Given the explosive growth in both data size and schema complexity, data sources are becoming increasingly difficult to understand and use. Ontologies, often have extremely complex schemas which are difficult to comprehend, limiting the exploration and the exploitation potential of the information they contain. Besides schema, the data contained in them should also drive the identification of the relevant items. Ontology summarization aspires to produce an abridged version of the original ontology that highlights its most representative concepts. We present RDF Digest, a novel platform that automatically produces summaries of RDF/S Knowledge Bases (KBs). A summary is a valid RDFS document/graph that includes the most representative concepts of the schema adapted to the corresponding instances. To construct this graph our algorithm exploits the semantics and the structure of the schema and the distribution of the corresponding data/instances.

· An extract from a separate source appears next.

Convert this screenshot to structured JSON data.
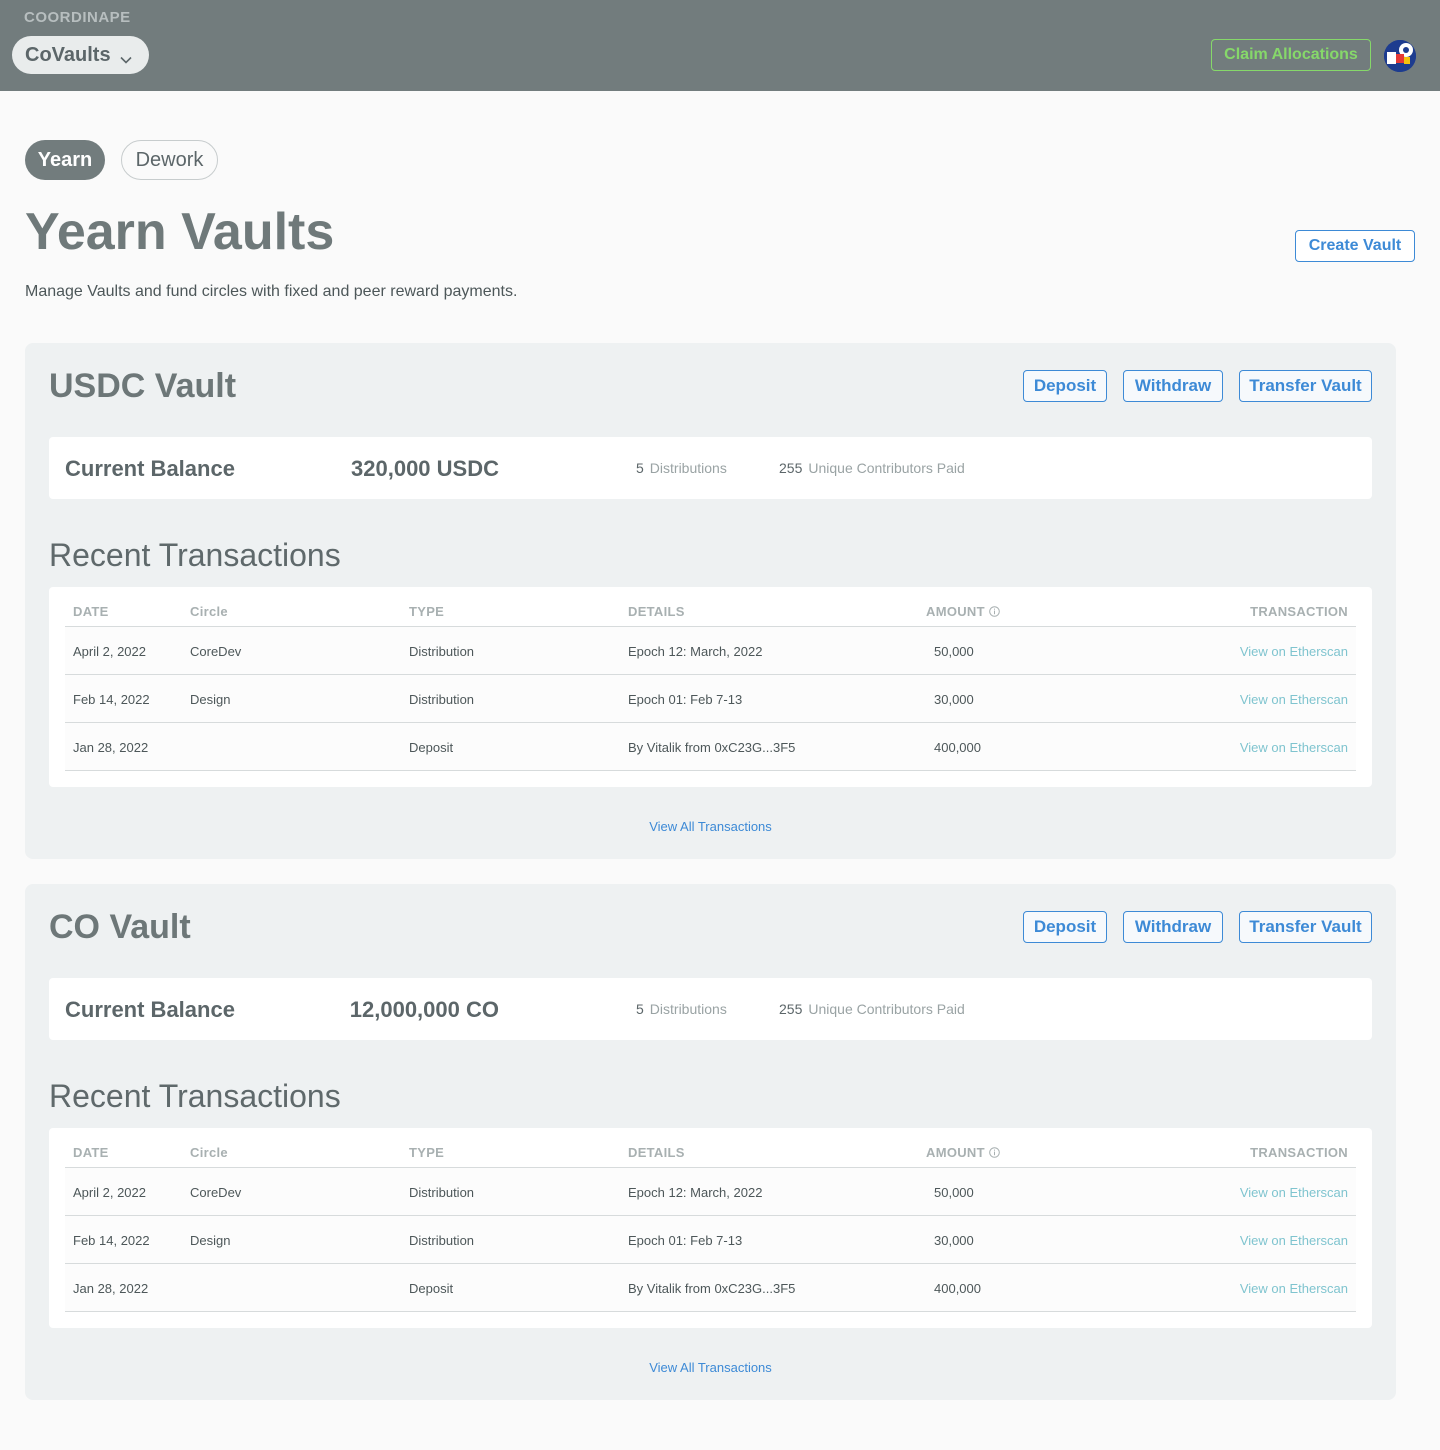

A user can select or give an RDF/S document, he would like to be summarized and he is optionally able to define the expected length of the summary. Moreover he can select the importance measure according to which the most important schema nodes will be selected and the algorithm that these nodes will be connected. When the input is submitted, the RDF/S document is preprocessed and stored in a Virtuoso Instance for efficient data access. Then, the importance and the coverage are calculated for each resource and the summary sub-graph is constructed and visualized. In the presented graph, the size of each node is depending on its Importance. In addition by clicking on a node, additional meta-data (its importance, the number of instances, the connected properties etc.) are provided to enhance ontology understanding. Besides meta-data the properties and the instances of each node are shown and the user can navigate to those by clicking.
We are interested in important schema nodes that can describe efficiently the whole schema and reflect the distribution of the data instances at the same time. To capture these properties, we use the notions of relevance, coverage, and centrality. Initially, we determine how central/important a node is, judging from the instances it contains (relative cardinality). After that, we estimate the centrality of a node in the entire KB (in/out centrality), combining the relative cardinality with the number and type of the incoming and outgoing edges in the schema. Finally, the relevance of a schema node is defined by comparing its centrality with the centrality of its neighbors.